The BOJ announced a fourth day of unscheduled bond buying, offering to buy unlimited amounts of two- and five-year notes and to purchase ¥600 billion ($4.6 billion) of one-to-25 year bonds. The announcement came in addition to its
outstanding daily offer to buy unlimited quantities of 10-year securities and those linked to futures at 0.5%, the new cap for benchmark yields.
The move came despite a strong start to the year in global bond markets with Treasuries surging and German bunds rallying on signs of slowing inflation.
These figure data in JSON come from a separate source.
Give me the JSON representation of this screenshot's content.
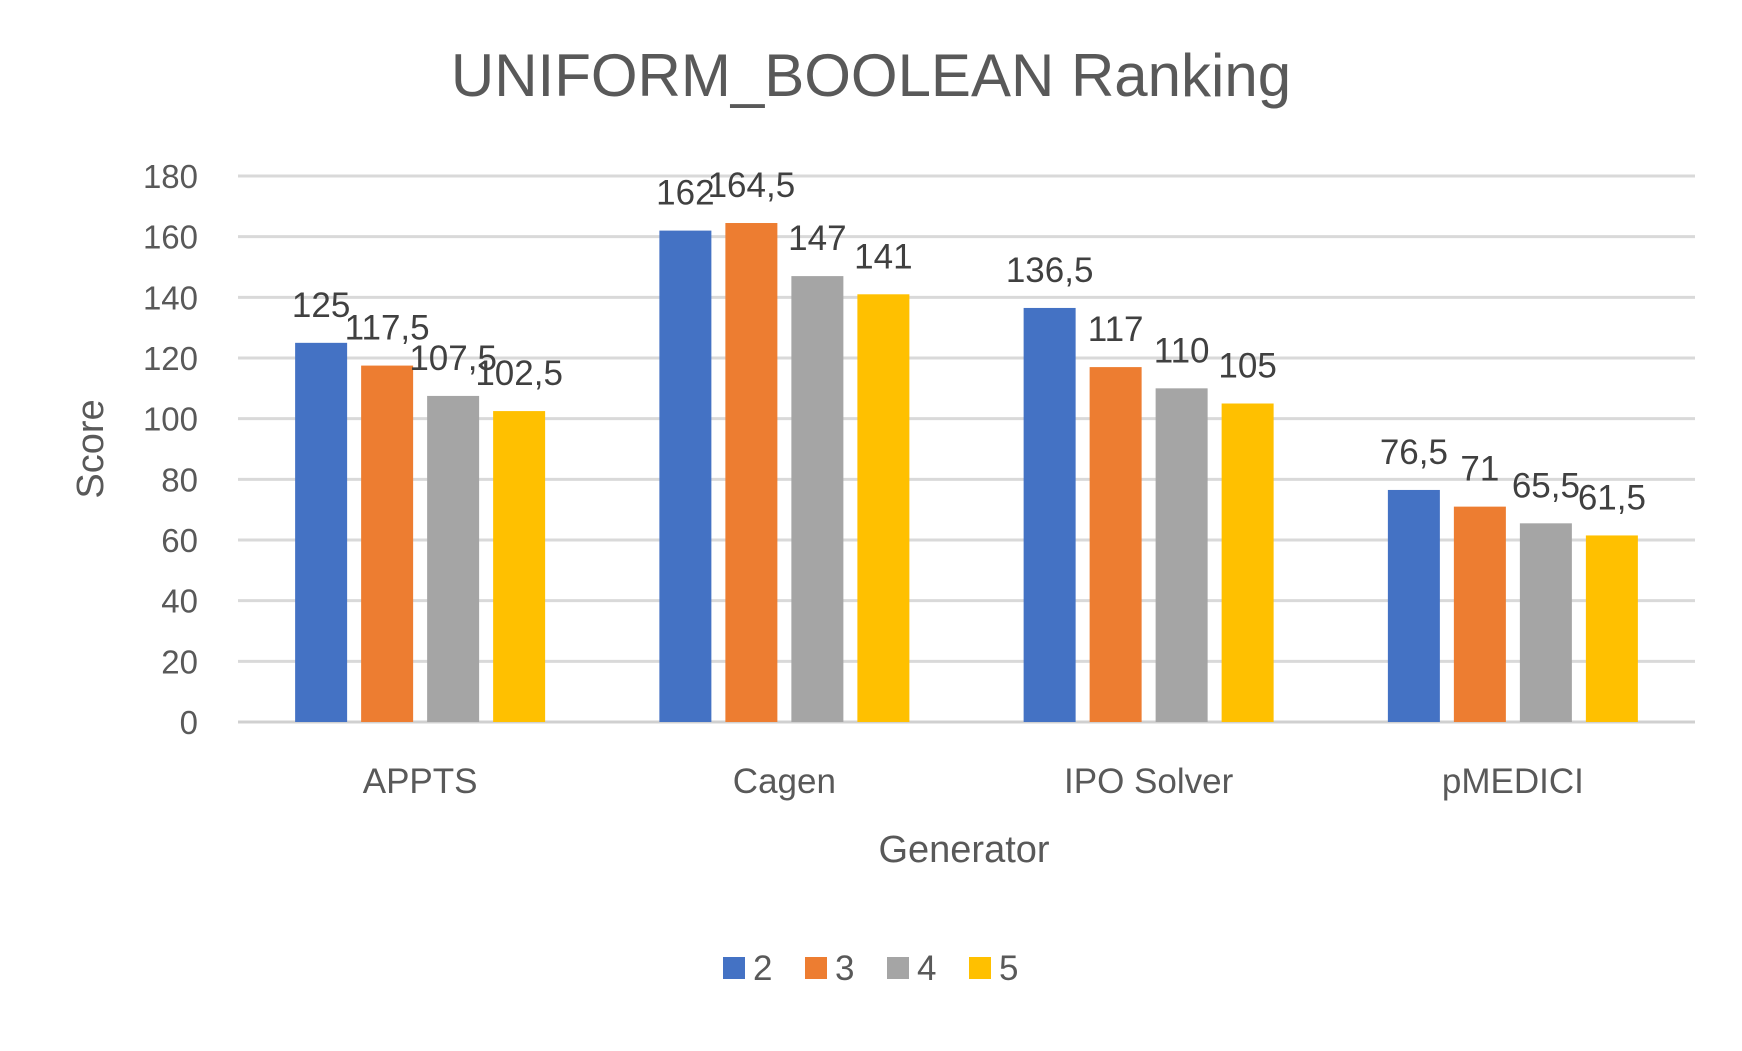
{
  "chart_data": {
    "type": "bar",
    "title": "UNIFORM_BOOLEAN Ranking",
    "xlabel": "Generator",
    "ylabel": "Score",
    "ylim": [
      0,
      180
    ],
    "ytick_step": 20,
    "yticks": [
      "0",
      "20",
      "40",
      "60",
      "80",
      "100",
      "120",
      "140",
      "160",
      "180"
    ],
    "grid": true,
    "legend_position": "bottom",
    "categories": [
      "APPTS",
      "Cagen",
      "IPO Solver",
      "pMEDICI"
    ],
    "series": [
      {
        "name": "2",
        "color": "#4472C4",
        "values": [
          125,
          162,
          136.5,
          76.5
        ],
        "labels": [
          "125",
          "162",
          "136,5",
          "76,5"
        ]
      },
      {
        "name": "3",
        "color": "#ED7D31",
        "values": [
          117.5,
          164.5,
          117,
          71
        ],
        "labels": [
          "117,5",
          "164,5",
          "117",
          "71"
        ]
      },
      {
        "name": "4",
        "color": "#A5A5A5",
        "values": [
          107.5,
          147,
          110,
          65.5
        ],
        "labels": [
          "107,5",
          "147",
          "110",
          "65,5"
        ]
      },
      {
        "name": "5",
        "color": "#FFC000",
        "values": [
          102.5,
          141,
          105,
          61.5
        ],
        "labels": [
          "102,5",
          "141",
          "105",
          "61,5"
        ]
      }
    ]
  }
}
But the purchases failed to stop the selloff in Japan’s benchmark bond with yields closing 4 basis points higher at 0.45% amid concern that Thursday’s auction of a new 10-year note will see weak investor demand.
December’s yield-curve shift has spurred more bets from traders the BOJ will lift its cap further or scrap it altogether as inflation picks up in Japan. That sparked a selloff in debt, requiring even more bond purchases from the central bank to keep yields in check.
The BOJ conducted similar purchase operations between December 28 and 30, buying a total of ¥2.3 trillion of bonds.
“The BOJ is showing an abundance of caution as bets on higher JGB yields might have become too one-sided,†said Eugene Leow, a fixed income strategist at DBS Bank Ltd in Singapore.